859744_10151803274681496_264154740_oYesterday was the Titular Feast of the Society of Jesus. ‘The most Holy Name of Jesus’.  The Jesuit ‘mother-church’ in Rome is the Church of the Gesu.  Originally here in Manchester the founding fathers of the mission wished to call our church the Gesu – but the bishop of Salford, Bishop Turner, rightly  intervened and said it would sound a bit weird.  We have to remember that in 1870’s Catholicism was only just re-emerging into British public life and there was an acute sensibility to how we would be re-established.  So following his advice, the Gesu became the Holy Name.  Yesterday Pope Francis celebrated the feast of the Holy Name with Jesuits in the Gesu. It was a great occasion – and a double celebration of the Holy Name and the canonisation of the Jesuit Peter Faber.

In his homily, Pope Francis praised Faber’s “restlessness” to his brother Jesuits: “This is the restlessness that Peter Faber had, a man of great dreams.” He was, said the Pope, a “modest man, sensitive, with a deep inner life and endowed with the gift of making friends with people of all kinds…… However, he was also a restless spirit, indecisive, never satisfied…He was a man of great desires, and he took charge of his desires, recognized them….. An authentic faith always implies a deep desire to change the world. Here’s the question we must ask ourselves: Do we also have great vision and momentum? Are we too bold? Do our dreams aim high? Does our zeal devour us (cf. Ps 69.10) or are we mediocre and are satisfied?”

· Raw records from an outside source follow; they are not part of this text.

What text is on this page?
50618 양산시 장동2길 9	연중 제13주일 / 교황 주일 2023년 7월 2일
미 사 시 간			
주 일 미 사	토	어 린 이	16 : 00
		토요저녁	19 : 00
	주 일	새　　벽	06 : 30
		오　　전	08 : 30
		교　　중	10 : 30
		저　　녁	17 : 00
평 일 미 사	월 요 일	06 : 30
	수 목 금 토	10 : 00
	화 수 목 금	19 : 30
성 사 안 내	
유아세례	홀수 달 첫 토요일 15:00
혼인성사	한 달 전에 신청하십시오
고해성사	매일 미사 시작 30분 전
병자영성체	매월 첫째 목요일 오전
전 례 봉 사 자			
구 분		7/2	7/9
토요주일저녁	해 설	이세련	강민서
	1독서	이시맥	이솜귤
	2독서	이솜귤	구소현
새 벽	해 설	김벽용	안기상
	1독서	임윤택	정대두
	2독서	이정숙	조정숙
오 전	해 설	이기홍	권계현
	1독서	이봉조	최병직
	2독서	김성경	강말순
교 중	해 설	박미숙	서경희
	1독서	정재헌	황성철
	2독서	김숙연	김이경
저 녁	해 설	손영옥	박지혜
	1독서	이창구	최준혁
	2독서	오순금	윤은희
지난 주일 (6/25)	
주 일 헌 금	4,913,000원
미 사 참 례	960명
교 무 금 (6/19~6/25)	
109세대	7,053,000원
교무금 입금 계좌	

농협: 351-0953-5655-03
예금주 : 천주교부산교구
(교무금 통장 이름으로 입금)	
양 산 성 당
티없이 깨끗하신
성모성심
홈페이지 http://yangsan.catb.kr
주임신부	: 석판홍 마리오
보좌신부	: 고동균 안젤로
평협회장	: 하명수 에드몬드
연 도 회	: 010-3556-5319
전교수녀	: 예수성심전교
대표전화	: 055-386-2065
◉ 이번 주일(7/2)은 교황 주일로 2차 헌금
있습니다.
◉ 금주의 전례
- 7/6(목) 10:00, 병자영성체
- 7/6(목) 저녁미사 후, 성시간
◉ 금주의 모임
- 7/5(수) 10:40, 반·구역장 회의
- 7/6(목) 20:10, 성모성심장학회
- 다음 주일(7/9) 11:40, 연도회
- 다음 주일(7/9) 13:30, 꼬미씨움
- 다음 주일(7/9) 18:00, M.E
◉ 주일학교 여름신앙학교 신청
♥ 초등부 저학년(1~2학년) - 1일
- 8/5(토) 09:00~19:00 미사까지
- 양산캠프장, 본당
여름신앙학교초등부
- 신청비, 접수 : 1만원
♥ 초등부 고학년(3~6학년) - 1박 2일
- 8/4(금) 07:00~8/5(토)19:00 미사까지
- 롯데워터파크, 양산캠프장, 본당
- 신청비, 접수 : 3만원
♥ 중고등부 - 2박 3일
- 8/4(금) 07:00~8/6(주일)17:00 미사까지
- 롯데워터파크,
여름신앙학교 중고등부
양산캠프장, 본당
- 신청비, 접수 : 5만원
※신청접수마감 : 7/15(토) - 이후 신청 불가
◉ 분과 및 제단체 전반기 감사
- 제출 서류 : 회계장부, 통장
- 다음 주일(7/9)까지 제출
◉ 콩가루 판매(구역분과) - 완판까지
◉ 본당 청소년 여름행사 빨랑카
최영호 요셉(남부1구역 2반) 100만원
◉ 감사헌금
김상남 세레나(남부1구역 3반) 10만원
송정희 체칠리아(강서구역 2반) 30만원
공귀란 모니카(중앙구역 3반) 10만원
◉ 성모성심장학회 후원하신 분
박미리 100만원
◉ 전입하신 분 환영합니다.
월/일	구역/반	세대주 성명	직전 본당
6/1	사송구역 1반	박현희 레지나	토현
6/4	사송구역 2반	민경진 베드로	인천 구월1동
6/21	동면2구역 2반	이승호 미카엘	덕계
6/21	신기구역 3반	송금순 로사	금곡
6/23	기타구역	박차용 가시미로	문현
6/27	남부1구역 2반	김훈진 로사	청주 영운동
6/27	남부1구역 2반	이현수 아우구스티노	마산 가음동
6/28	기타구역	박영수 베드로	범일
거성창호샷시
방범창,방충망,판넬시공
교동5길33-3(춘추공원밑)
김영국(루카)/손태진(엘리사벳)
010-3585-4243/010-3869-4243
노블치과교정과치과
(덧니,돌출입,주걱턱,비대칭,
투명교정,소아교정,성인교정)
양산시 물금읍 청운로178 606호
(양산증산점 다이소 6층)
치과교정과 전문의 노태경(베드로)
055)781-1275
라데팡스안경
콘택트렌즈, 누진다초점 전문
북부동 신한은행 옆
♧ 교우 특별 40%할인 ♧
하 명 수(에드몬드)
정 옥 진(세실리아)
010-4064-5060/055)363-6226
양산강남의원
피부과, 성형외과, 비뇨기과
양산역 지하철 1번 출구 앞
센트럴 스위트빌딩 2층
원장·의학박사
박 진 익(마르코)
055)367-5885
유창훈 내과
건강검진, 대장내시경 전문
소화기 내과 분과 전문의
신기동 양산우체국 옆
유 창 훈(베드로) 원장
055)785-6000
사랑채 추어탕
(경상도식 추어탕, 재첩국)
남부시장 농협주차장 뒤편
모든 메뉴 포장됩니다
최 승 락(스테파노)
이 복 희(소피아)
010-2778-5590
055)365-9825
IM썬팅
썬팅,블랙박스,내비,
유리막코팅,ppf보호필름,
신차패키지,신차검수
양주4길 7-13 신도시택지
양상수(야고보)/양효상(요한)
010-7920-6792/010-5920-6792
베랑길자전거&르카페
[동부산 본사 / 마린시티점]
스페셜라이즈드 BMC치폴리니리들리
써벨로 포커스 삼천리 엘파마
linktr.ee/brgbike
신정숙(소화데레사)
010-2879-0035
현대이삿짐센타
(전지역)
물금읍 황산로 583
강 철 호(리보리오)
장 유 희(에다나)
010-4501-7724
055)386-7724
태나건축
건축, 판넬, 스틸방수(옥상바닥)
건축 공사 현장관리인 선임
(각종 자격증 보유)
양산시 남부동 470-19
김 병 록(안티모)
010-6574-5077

1601218_10151803281286496_1118849445_nAt the end of mass a gift (seen on the right)  was presented to Pope Francis by the postulator of the cause of St. Peter Faber, Father Anton Witwer, SJ, and the Vice-Postulator Father Marc Lindeijer, SJ. It is a facsimile of the Final Vows of St. Peter Faber in 1541.  Final Vows represent the full incorporation of a man into the Society of Jesus – often taking place 20 or so years after you entered as a novice.  Every Jesuit takes simple and perpetual vows after two years in the Novitiate. One way of looking at it that at First Vows, you accept the Society; at Final Vows, the Society accepts you, “for better or worse.”  Final Vows included a Fourth Vow of obedience to the Pope – to be available to be sent anywhere on Mission.  At end of the final vow mass – the now fully professed Jesuit will take 5 Private Vows in the Sacristy – surrounded by his fellow Jesuits.   These vows show how well St. Ignatius understood human nature and are described very well by James Martin –   First, there is a  vow never to change anything in the Jesuit Constitutions about poverty–unless to make it “more strict.”  Second, a vow never to “strive or ambition” for any dignity in the church, like becoming a bishop.  Third, never to “strive or ambition” for any high office in the Jesuits.  Fourth, if we find out that someone is striving for these things, we are to “communicate his name” to the Society.  (A friend calls this the vow to rat out someone, but it’s another indication of how much Ignatius wanted to eliminate ambition, as far as possible, from the Jesuits.)  Finally, we take a vow that, if we are somehow made bishop, we will still listen to the superior general.